Voice Activity Detection
Player voice activity detection (VAD) is a feature of Inworld's Unreal Engine SDK that allows a game to detect when a player begins speaking, which can then be used trigger in-game events.
VAD Options
To enable VAD, select a speech mode under Speech Options in the Inworld Session Component.
Speech Modes
There are three Speech Modes available:
- Default: VAD is disabled, all captured audio data is sent during audio sessions, VAD blueprint events do not trigger.
- VAD Continious Audio Send: VAD is enabled, all captured audio data is sent during audio sessions, VAD blueprint events trigger.

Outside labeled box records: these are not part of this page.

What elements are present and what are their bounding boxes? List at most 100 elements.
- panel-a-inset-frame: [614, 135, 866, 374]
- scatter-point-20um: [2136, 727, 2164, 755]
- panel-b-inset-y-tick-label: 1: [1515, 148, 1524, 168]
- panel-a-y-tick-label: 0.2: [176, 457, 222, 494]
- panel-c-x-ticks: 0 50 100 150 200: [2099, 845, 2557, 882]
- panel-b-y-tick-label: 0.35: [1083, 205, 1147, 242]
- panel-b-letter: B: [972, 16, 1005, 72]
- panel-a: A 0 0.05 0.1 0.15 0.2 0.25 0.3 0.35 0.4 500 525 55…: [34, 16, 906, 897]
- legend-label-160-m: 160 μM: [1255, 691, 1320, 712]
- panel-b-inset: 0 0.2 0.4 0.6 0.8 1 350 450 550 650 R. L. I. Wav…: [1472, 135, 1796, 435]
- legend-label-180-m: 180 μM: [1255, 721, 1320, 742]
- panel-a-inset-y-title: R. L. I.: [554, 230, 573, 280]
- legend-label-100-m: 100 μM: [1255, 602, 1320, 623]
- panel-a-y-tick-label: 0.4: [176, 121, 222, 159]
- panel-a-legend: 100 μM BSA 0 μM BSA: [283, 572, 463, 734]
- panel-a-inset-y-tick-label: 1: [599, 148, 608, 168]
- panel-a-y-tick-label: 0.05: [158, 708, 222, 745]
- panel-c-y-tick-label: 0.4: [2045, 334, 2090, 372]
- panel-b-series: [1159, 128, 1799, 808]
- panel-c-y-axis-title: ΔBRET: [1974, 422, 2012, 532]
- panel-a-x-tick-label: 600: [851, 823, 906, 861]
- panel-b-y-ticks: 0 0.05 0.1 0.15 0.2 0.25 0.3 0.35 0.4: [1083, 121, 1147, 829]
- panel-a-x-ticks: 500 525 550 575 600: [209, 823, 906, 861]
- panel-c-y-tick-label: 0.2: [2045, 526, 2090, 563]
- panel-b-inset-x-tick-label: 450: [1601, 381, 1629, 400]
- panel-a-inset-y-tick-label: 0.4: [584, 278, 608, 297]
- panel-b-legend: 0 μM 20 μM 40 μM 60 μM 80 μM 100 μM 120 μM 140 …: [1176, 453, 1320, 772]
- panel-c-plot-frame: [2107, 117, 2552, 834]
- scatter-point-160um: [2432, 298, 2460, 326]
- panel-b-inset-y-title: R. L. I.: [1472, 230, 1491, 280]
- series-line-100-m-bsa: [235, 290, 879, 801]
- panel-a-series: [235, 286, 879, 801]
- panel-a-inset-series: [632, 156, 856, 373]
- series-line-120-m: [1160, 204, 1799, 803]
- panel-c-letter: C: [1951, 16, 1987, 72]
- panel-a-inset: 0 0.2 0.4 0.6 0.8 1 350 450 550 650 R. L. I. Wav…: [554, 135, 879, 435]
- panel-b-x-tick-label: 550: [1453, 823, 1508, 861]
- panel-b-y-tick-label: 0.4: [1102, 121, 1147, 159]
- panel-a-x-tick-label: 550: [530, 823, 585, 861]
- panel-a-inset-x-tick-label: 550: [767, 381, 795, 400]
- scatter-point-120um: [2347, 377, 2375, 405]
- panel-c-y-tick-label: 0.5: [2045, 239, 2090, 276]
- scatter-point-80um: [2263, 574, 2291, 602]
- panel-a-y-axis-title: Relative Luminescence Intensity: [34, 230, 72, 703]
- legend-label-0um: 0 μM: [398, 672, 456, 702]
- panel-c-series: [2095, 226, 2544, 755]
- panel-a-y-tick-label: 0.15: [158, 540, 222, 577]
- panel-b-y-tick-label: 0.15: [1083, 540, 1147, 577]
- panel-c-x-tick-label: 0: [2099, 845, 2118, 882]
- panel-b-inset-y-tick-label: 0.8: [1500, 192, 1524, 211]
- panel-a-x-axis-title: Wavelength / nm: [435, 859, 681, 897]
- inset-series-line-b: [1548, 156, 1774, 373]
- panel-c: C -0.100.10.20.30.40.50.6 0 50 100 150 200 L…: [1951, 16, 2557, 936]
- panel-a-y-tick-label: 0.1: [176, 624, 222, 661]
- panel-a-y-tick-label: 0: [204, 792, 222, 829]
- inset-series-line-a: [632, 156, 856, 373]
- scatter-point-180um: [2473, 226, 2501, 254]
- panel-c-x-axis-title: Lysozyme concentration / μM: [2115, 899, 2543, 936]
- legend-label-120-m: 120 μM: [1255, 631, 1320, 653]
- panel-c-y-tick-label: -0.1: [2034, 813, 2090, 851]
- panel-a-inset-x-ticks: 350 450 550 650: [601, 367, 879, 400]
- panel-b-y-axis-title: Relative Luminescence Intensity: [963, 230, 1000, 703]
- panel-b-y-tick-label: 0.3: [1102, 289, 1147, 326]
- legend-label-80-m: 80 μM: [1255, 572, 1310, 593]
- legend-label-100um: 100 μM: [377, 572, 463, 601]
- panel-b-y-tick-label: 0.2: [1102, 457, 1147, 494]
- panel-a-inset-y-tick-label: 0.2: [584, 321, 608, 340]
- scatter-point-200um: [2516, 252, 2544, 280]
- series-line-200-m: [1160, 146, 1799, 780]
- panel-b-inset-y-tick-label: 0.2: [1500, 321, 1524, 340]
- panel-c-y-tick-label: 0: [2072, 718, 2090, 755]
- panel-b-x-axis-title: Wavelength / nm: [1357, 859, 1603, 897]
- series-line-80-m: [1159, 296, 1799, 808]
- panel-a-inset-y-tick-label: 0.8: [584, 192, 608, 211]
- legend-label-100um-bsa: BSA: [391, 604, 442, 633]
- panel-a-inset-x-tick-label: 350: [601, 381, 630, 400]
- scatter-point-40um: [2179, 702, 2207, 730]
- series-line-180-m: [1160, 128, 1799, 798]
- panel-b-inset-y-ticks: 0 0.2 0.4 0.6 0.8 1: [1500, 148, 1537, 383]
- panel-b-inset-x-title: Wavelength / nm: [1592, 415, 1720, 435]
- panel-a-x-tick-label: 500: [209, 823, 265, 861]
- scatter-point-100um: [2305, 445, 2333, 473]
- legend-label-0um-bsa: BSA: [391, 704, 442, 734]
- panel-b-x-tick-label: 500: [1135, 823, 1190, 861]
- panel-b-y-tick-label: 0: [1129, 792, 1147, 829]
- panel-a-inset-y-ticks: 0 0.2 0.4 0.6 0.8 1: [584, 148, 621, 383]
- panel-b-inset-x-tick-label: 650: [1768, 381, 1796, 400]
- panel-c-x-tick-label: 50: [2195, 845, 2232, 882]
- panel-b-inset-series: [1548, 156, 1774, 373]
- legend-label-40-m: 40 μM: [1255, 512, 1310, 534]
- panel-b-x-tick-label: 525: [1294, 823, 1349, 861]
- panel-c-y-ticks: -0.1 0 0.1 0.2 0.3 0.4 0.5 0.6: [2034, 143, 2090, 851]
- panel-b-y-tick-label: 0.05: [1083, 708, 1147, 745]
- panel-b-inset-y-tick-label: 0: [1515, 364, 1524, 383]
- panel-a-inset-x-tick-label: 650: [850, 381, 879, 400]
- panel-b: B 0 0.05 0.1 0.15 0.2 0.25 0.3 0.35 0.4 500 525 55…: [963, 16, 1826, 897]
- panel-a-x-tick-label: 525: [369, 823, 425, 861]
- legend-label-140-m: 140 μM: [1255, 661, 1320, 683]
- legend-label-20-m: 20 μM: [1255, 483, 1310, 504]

- VAD Conditional Audio Send: VAD is enabled, only data with detected player voice is sent during audio sessions, VAD blueprint events work.
Speech Options
In addition, three further Speech Options are available:
- VAD Prob Threshold: The probability threshold the language processing model uses to determine if VAD should be triggered.
- VAD Buffer Chunks Num: The number of 100 ms audio chunks that are buffered to send to server upon voice detection.
- VAD Silence Chunks Num: The number of 100 ms audio chunks of silence required before VAD is considered to have detected silence.
Triggering VAD Events
VAD blueprint events can be triggered from either the Inworld Player Component or Inworld Character Component.